When we look at history we see where our present-day life originated. We can see how we’ve improved some systems like plumbing. There are others we’ve abolished like human ritual sacrifices.
One system that is the backbone to any country is their justice system. How well do they provide justice for their citizens? Are they honest in their dealings or are they corrupt?
Israel’s first justice system started with Moses in the wilderness at the suggestion of Jethro, Moses’ father-in-law. Every day Moses sat to judge the people’s issue from morning till evening. When Jethro saw this he asked Moses what he was doing. Moses told him the people came to ask God for a decision to their disputes. And since they were there, he also taught them the statues of God and His laws to prevent further disputes.
Jethro told him this wasn’t good because he was going to run himself into the ground as well as the people. Then what good would he be to the people or to God. He had to do things in a better way and Jethro had a plan for that.
The first part of the plan included changing Moses’ responsibilities. His first priority was to represent the people before God and bring their cases to Him. This consisted of the people as a whole.
Next, he had to teach them God’s statues and instructions. He needed to help them understand the way they should walk and what they should do as God’s chosen people.

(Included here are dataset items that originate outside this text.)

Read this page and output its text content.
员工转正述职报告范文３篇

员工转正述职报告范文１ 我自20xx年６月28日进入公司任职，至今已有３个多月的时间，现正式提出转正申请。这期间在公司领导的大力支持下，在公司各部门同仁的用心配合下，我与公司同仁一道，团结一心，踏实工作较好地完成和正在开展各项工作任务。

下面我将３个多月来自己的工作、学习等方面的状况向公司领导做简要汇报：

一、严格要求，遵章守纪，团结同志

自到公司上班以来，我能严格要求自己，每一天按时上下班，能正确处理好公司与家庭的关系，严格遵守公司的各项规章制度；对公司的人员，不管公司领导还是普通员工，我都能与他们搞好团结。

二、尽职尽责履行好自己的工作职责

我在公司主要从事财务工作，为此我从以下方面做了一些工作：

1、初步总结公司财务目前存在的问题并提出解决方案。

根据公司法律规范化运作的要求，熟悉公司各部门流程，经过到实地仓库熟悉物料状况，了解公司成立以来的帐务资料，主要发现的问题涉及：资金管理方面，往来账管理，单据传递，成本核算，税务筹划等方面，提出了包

Finally, he had to find men with certain characteristics to help him oversee the people’s disputes. These men would be in charge of a group of people consisting of 50 to thousands of people. In order to do that they had to meet three criteria.
First, these men had to fear God. If they didn’t feel like they needed to answer to God for their decisions, nothing else mattered.

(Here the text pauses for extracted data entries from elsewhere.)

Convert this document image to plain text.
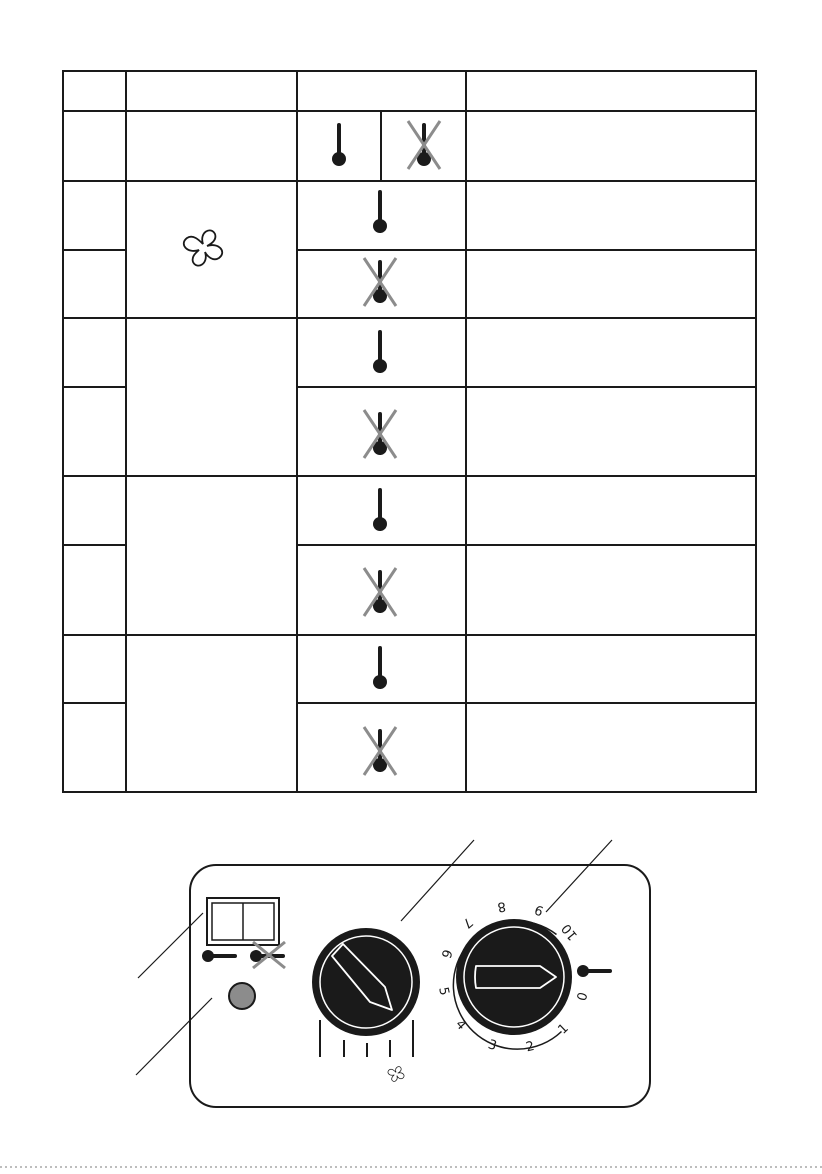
0
1
2
3
4
5
6
7
8 9
10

Next, they had to be trustworthy. The people who came to them for advice had to know the men wouldn’t side with someone just because they knew them. They had to believe the man would rely on God to tell them the truth. They had to trust the man wouldn’t spread their business or lord their authority over them.

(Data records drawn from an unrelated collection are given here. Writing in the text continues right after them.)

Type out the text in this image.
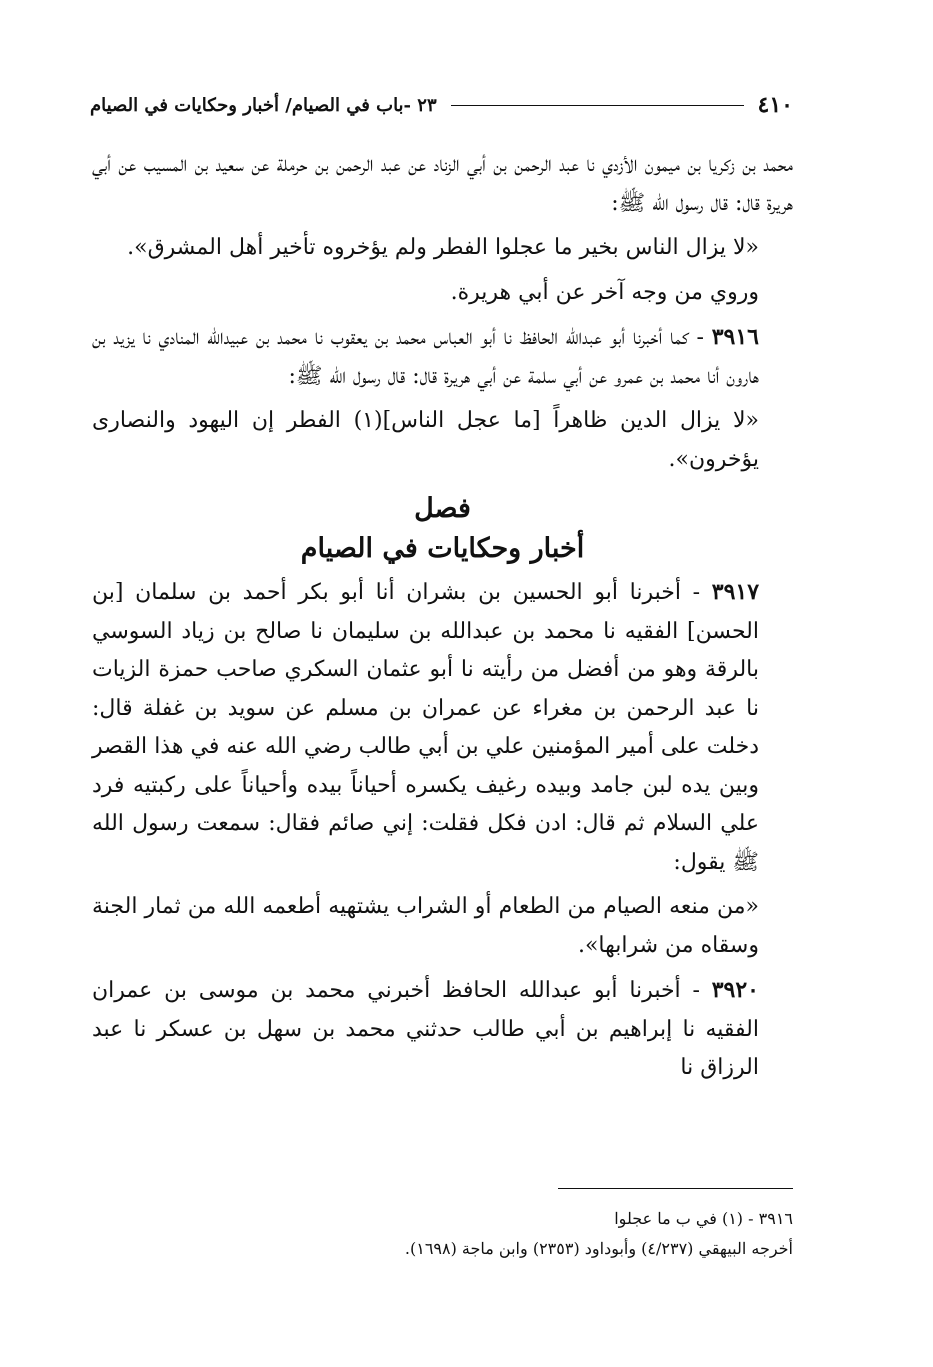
٤١٠
٢٣ -باب في الصيام/ أخبار وحكايات في الصيام

محمد بن زكريا بن ميمون الأزدي نا عبد الرحمن بن أبي الزناد عن عبد الرحمن بن حرملة عن سعيد بن المسيب عن أبي هريرة قال: قال رسول الله ﷺ:

«لا يزال الناس بخير ما عجلوا الفطر ولم يؤخروه تأخير أهل المشرق».

وروي من وجه آخر عن أبي هريرة.

٣٩١٦ - كما أخبرنا أبو عبدالله الحافظ نا أبو العباس محمد بن يعقوب نا محمد بن عبيدالله المنادي نا يزيد بن هارون أنا محمد بن عمرو عن أبي سلمة عن أبي هريرة قال: قال رسول الله ﷺ:

«لا يزال الدين ظاهراً [ما عجل الناس](١) الفطر إن اليهود والنصارى يؤخرون».

فصل
أخبار وحكايات في الصيام

٣٩١٧ - أخبرنا أبو الحسين بن بشران أنا أبو بكر أحمد بن سلمان [بن الحسن] الفقيه نا محمد بن عبدالله بن سليمان نا صالح بن زياد السوسي بالرقة وهو من أفضل من رأيته نا أبو عثمان السكري صاحب حمزة الزيات نا عبد الرحمن بن مغراء عن عمران بن مسلم عن سويد بن غفلة قال: دخلت على أمير المؤمنين علي بن أبي طالب رضي الله عنه في هذا القصر وبين يده لبن جامد وبيده رغيف يكسره أحياناً بيده وأحياناً على ركبتيه فرد علي السلام ثم قال: ادن فكل فقلت: إني صائم فقال: سمعت رسول الله ﷺ يقول:

«من منعه الصيام من الطعام أو الشراب يشتهيه أطعمه الله من ثمار الجنة وسقاه من شرابها».

٣٩٢٠ - أخبرنا أبو عبدالله الحافظ أخبرني محمد بن موسى بن عمران الفقيه نا إبراهيم بن أبي طالب حدثني محمد بن سهل بن عسكر نا عبد الرزاق نا

٣٩١٦ - (١) في ب ما عجلوا

أخرجه البيهقي (٤/٢٣٧) وأبوداود (٢٣٥٣) وابن ماجة (١٦٩٨).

Finally, they had to hate a bribe. Bribes cause all kind of injustice to happen. Murderers go free. Innocent people go to jail. Taking a bribe turns evil into good and good into evil. These men had to hate the very thought of a bribe. They had to see it as an attack on their character. Only then could true justice prevail.
These were three simple requests from Jethro. Yet, they were powerful. Imagine if people in authority all followed these rules. Imagine how much better the world would be. Can you see it? I know I can.
Results of Shifting Responsibilities
Once these men were chosen, they judged everyday issues. All major issues were brought to Moses. Jewish history says this was the beginning of the Sanhedrin, the ruling body of judges appointed to uphold God’s laws.
By distributing the ability to judge the people, Moses was able to lift a heavy burden off of him. This allowed him to focus more on God and what He wanted him to do. This made going forward possible.
Distributing authority and responsibilities don’t lesson your authority. It helps free you to do more and better things. It helps you to grow closer to your ultimate authority – God.
What is a heavy burden on you that could be eased if you allow others to help you? If you have help, would it enable you to grow closer to God and/or do a better job of what He wants you to do?